Bermuda Shorts - James Patterson [37]
When Robert F. Kennedy was murdered, it just made sense to rename the stadium for him. Though he wasn’t a Washingtonian, he had certainly blazed a trail through the Capital City, and we understood that our town stood for something a lot bigger than local concerns. The stadium, after all, was geographically located on a straight line from the Capitol, the Washington Monument, and the Lincoln Memorial, taking what seemed its natural place among those glorious national landmarks.
Sometime in the 1970s, the number of VIPs on the sidelines began to obscure our view. Then came the mobile carts with TV cameras that went up and down the sidelines with the cameras and cameramen on accordion platforms that would rise and lower, blocking our view just when the game was coming our way. The working stiffs seated in the stands down low would throw whole cups of beer at them. Then one year, after the season’s final game, when fans traditionally went onto the field to take down the home-side goal posts, they were unexpectedly met with helmeted police who savagely beat them with nightsticks. It was stunning and scary to witness up close.

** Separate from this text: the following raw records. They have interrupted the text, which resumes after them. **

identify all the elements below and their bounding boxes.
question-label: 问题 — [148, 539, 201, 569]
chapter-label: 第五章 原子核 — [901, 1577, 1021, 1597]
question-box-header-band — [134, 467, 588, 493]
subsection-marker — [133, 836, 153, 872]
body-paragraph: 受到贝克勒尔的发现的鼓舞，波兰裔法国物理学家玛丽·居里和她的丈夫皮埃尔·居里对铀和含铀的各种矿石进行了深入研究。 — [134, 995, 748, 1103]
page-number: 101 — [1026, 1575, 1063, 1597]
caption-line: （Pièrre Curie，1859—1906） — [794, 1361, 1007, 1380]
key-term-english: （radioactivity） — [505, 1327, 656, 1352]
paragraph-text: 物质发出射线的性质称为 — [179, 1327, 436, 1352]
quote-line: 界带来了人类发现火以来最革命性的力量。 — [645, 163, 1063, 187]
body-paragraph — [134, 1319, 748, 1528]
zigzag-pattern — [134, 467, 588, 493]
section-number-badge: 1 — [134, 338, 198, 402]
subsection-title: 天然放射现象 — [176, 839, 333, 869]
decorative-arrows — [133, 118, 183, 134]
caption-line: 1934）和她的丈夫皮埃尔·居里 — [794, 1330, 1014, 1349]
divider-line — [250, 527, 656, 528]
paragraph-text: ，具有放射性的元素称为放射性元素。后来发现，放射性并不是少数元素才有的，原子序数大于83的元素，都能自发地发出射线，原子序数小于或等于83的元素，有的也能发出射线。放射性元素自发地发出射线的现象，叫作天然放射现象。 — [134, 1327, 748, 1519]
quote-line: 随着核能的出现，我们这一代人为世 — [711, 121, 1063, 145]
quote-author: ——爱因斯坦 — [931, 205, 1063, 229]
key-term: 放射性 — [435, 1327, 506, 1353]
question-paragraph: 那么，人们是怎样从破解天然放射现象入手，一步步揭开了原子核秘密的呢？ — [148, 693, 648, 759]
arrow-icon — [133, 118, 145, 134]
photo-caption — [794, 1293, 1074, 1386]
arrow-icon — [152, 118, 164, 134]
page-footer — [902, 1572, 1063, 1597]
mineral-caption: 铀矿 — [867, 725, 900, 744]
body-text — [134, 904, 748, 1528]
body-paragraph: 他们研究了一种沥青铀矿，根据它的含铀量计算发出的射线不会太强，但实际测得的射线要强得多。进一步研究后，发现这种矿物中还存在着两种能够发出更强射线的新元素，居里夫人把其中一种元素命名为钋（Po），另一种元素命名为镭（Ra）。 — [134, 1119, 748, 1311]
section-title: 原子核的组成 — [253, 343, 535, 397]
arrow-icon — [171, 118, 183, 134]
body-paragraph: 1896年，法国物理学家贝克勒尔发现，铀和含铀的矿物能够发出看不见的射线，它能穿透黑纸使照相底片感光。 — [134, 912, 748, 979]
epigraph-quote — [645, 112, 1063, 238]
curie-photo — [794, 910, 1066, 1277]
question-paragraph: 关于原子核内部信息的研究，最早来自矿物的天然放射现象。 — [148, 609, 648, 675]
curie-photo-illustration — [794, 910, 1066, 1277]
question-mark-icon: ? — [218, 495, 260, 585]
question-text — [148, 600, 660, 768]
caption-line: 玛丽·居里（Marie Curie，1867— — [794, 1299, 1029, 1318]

We got the message. Things were changing in America, and the game experience was now shifting to favor the fans watching at home at the expense of the paying fans actually in attendance.
Get a couple of old RFK season ticket holders together and it’s impossible not to open the lid on a hundred breathtaking moments. And why not? Sure it’s sentimental, sure it’s self-indulgent. But those indulgences are what make those pleasures so rich and enduring. These are moments we consider as much a part of our life and times as a child’s graduation, a Thanksgiving family get-together, and ranked among the personal highs and lows of our lives.
For most Washington fans, you need only mention the names for the memories to rise up: Dick James, Billy Kilmer, Monte Coleman, Chris Hanburger, Rusty Tillman, Dexter Manley, Art Monk, Mark Mosely, Ray Knight, Len Hauss, Pat Fischer, Roy Jefferson, Bill Malinchak, Myron Potios, Jack Pardee, Paul Krause, Larry Brown, Gary Clark, Brig Owens, Doug Williams, Darrell Green, Kenny Houston. And, of course, there are the villains—Clint Longley and Lawrence Taylor. Longley, a quarterback replacement for the Cowboys, beat us on Thanksgiving Day with a hail mary at the end of the game. Walt Garrison was stopped at the one-yard line by Kenny Houston, a one-on-one tackle in the final seconds of the game, turning a potential tragedy into a never-forgotten triumph. Lawrence Taylor broke Joe Thiesmann’s leg so brutally fans from all corners of the stadium claim to have heard it snap. Together we witnessed the dizzying success of the Gibbs Era and three Super Bowl triumphs. Other teams have won more, but those were ours.
We saw Sonny come in for one play, disobeying Coach Allen’s orders to simply take a knee at the end of the half, and throw a forty-two-yard touchdown.
That play probably was a turning point in NFL history. When quarterbacks called the plays, everyone in the stands and at home would hold their breath, identifying with the man in the saddle, his style, his mind, the makeup of his character all factored in. But a corporate mentality was taking over in America, controlling everything from farming to football games. Jurgensen’s play was for all intents and purposes the end of his career. A few years later, Joe Gibbs explained the seismic change in the game this way, “It’s the coach who takes the blame for bad decisions, not the player. If I’m going to be the one to get fired, then it’s going to be me calling the plays.” It makes sense on a corporate basis, but not on a football one. The person calling the plays is no longer the person whose body is in danger. And once quarterbacks were no longer calling plays, they started getting hurt right and left. So the league began changing rules to protect them, and inserted deep flaws into the structure of what was, to me and those fans sitting around me, for a time, a flawless game.